The LEAF's batteries are closer to 100wh/kg, assuming the total capacity is about 30kwh with 24kwh "usable", weighing 300kg (some of that is the packaging).. its a rugged design, heavy but does not require liquid cooling. 400wh/kg would be a substantial improvement.

clett

I think the 33% improvement is what GM are expecting to achieve by using the new cathode material in the cells they currently use in the Volt. They've done this once before (ie switch to a modified chemistry very late in the development cycle) and this could therefore happen quite soon.

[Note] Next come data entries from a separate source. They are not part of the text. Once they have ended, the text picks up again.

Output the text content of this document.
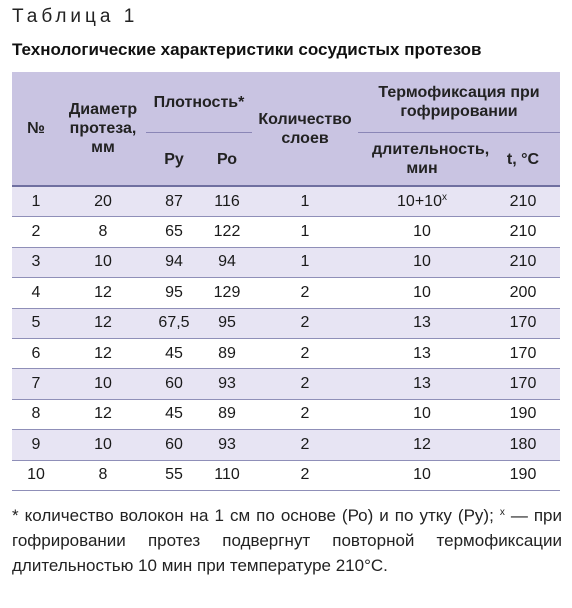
Таблица 1
Технологические характеристики сосудистых протезов
№	Диаметр протеза, мм	Плотность*		Количество слоев	Термофиксация при гофрировании	
		Ру	Ро		длительность, мин	t, °C
1	20	87	116	1	$10+10^х$	210
2	8	65	122	1	10	210
3	10	94	94	1	10	210
4	12	95	129	2	10	200
5	12	67,5	95	2	13	170
6	12	45	89	2	13	170
7	10	60	93	2	13	170
8	12	45	89	2	10	190
9	10	60	93	2	12	180
10	8	55	110	2	10	190
* количество волокон на 1 см по основе (Ро) и по утку (Ру); $^х$ — при гофрировании протез подвергнут повторной термофиксации длительностью 10 мин при температуре 210°С.
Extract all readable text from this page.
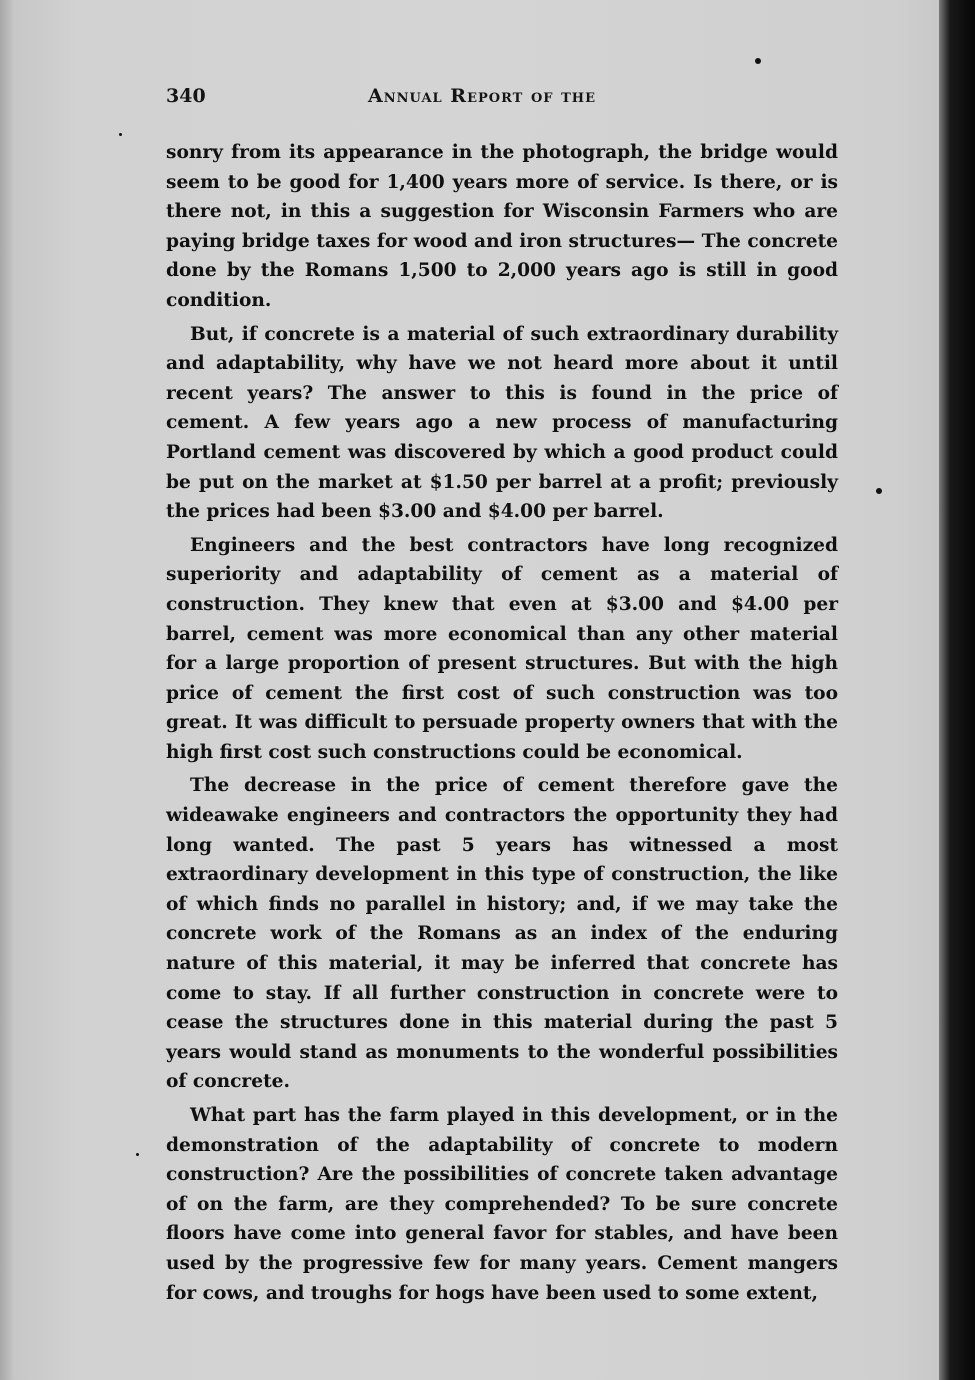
340	Annual Report of the

sonry from its appearance in the photograph, the bridge would seem to be good for 1,400 years more of service. Is there, or is there not, in this a suggestion for Wisconsin Farmers who are paying bridge taxes for wood and iron structures— The concrete done by the Romans 1,500 to 2,000 years ago is still in good condition.

But, if concrete is a material of such extraordinary durability and adaptability, why have we not heard more about it until recent years? The answer to this is found in the price of cement. A few years ago a new process of manufacturing Portland cement was discovered by which a good product could be put on the market at $1.50 per barrel at a profit; previously the prices had been $3.00 and $4.00 per barrel.

Engineers and the best contractors have long recognized superiority and adaptability of cement as a material of construction. They knew that even at $3.00 and $4.00 per barrel, cement was more economical than any other material for a large proportion of present structures. But with the high price of cement the first cost of such construction was too great. It was difficult to persuade property owners that with the high first cost such constructions could be economical.

The decrease in the price of cement therefore gave the wideawake engineers and contractors the opportunity they had long wanted. The past 5 years has witnessed a most extraordinary development in this type of construction, the like of which finds no parallel in history; and, if we may take the concrete work of the Romans as an index of the enduring nature of this material, it may be inferred that concrete has come to stay. If all further construction in concrete were to cease the structures done in this material during the past 5 years would stand as monuments to the wonderful possibilities of concrete.

What part has the farm played in this development, or in the demonstration of the adaptability of concrete to modern construction? Are the possibilities of concrete taken advantage of on the farm, are they comprehended? To be sure concrete floors have come into general favor for stables, and have been used by the progressive few for many years. Cement mangers for cows, and troughs for hogs have been used to some extent,
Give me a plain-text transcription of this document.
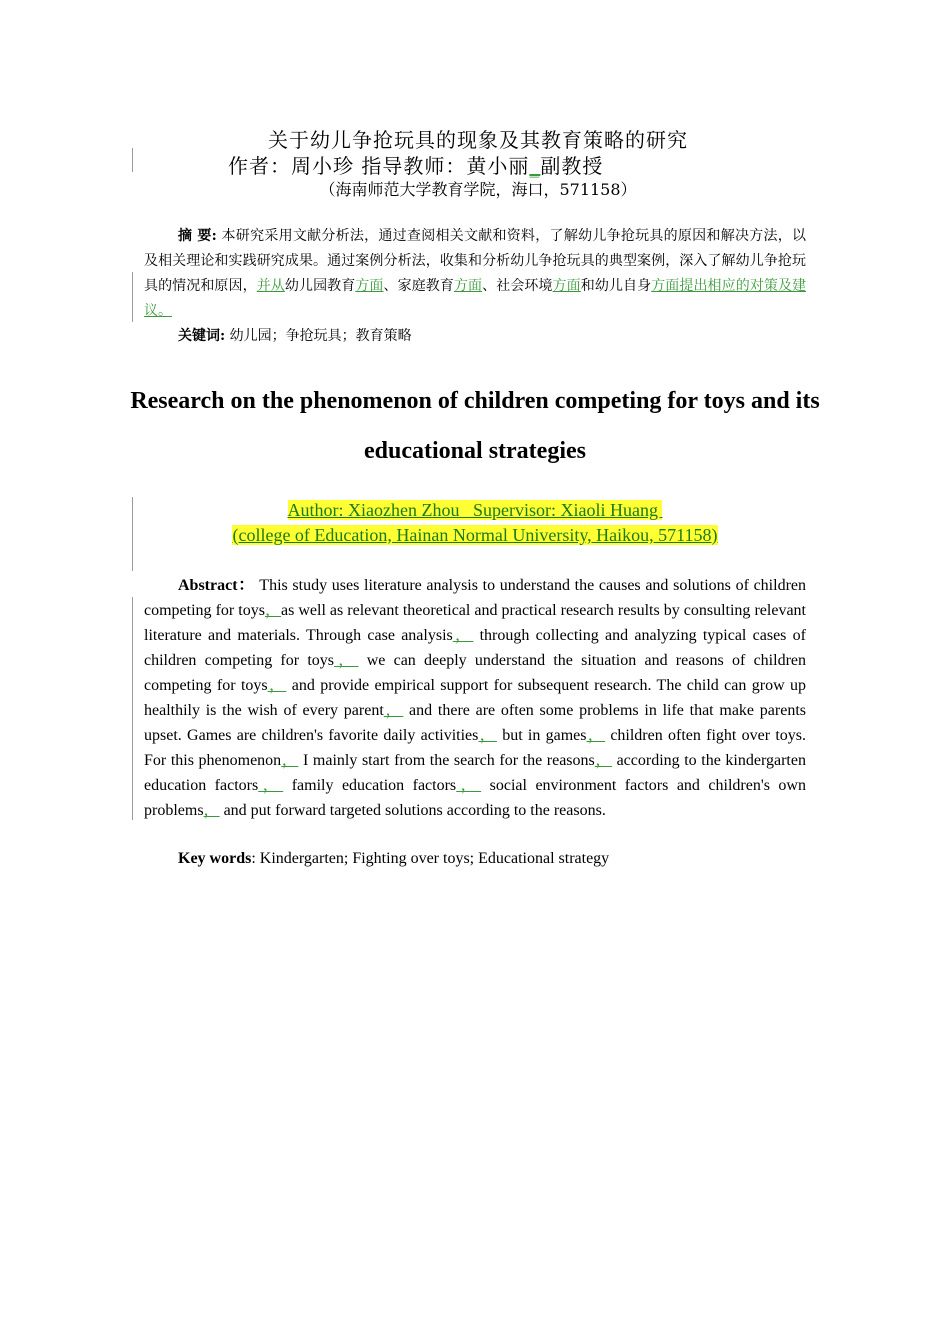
关于幼儿争抢玩具的现象及其教育策略的研究
作者：周小珍 指导教师：黄小丽_副教授
（海南师范大学教育学院，海口，571158）

摘 要: 本研究采用文献分析法，通过查阅相关文献和资料，了解幼儿争抢玩具的原因和解决方法，以及相关理论和实践研究成果。通过案例分析法，收集和分析幼儿争抢玩具的典型案例，深入了解幼儿争抢玩具的情况和原因，并从幼儿园教育方面、家庭教育方面、社会环境方面和幼儿自身方面提出相应的对策及建议。

关键词: 幼儿园；争抢玩具；教育策略
Research on the phenomenon of children competing for toys and its educational strategies
Author: Xiaozhen Zhou   Supervisor: Xiaoli Huang
(college of Education, Hainan Normal University, Haikou, 571158)

Abstract： This study uses literature analysis to understand the causes and solutions of children competing for toys，as well as relevant theoretical and practical research results by consulting relevant literature and materials. Through case analysis， through collecting and analyzing typical cases of children competing for toys， we can deeply understand the situation and reasons of children competing for toys， and provide empirical support for subsequent research. The child can grow up healthily is the wish of every parent， and there are often some problems in life that make parents upset. Games are children's favorite daily activities， but in games， children often fight over toys. For this phenomenon， I mainly start from the search for the reasons， according to the kindergarten education factors， family education factors， social environment factors and children's own problems， and put forward targeted solutions according to the reasons.

Key words: Kindergarten; Fighting over toys; Educational strategy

The 300% improvement is for when they switch the anode to Si-C, but I can imagine that taking a lot longer as it's a less proven chemistry and will require a long time in testing.

Zhukova

It reminds me of Dr. Qui's statement a few years ago that his Silicon nanowire anode could increase a cell capacity "several fold"

The problem is the same, that the anode is only 20 % of the weight of the cell. So if the anode is reduced by 99% because it has 100 times the capacity, you have 81% of the weight of the cell left and cell capacity increases only 25%.

If the new cathode increases current cells, with current anodes, by 33%, you get something like 200 wh/kg. If the Si composite is used, then you get 10-20% there, but combined is maybe 60%, which is big, but not double.

All this is a little irrelevant because we are talking about the new cathode material that Argonne developed in the last few years. They have already licensed it to BASF in 2009, and Toda Kogyo Corp. of Japan in 2008. I guess their cells still aren't on the market. The Argonne cathode has at least 250 mAh/g compared to others with about 150-200 mAh/g. So it is a big improvement and 400 wh/kg seems achievable considering all the licensing going on.

HarveyD

More players the better.

Zhukova

Argonne licensed it to GM this month, so Envia, GM, and Argonne are playing together on this technology. With GM producing the final product, the Volt, that sounds like a good deal. German and Japanese competition with the same battery technology should induce significant momentum to the market.

The comments to this entry are closed.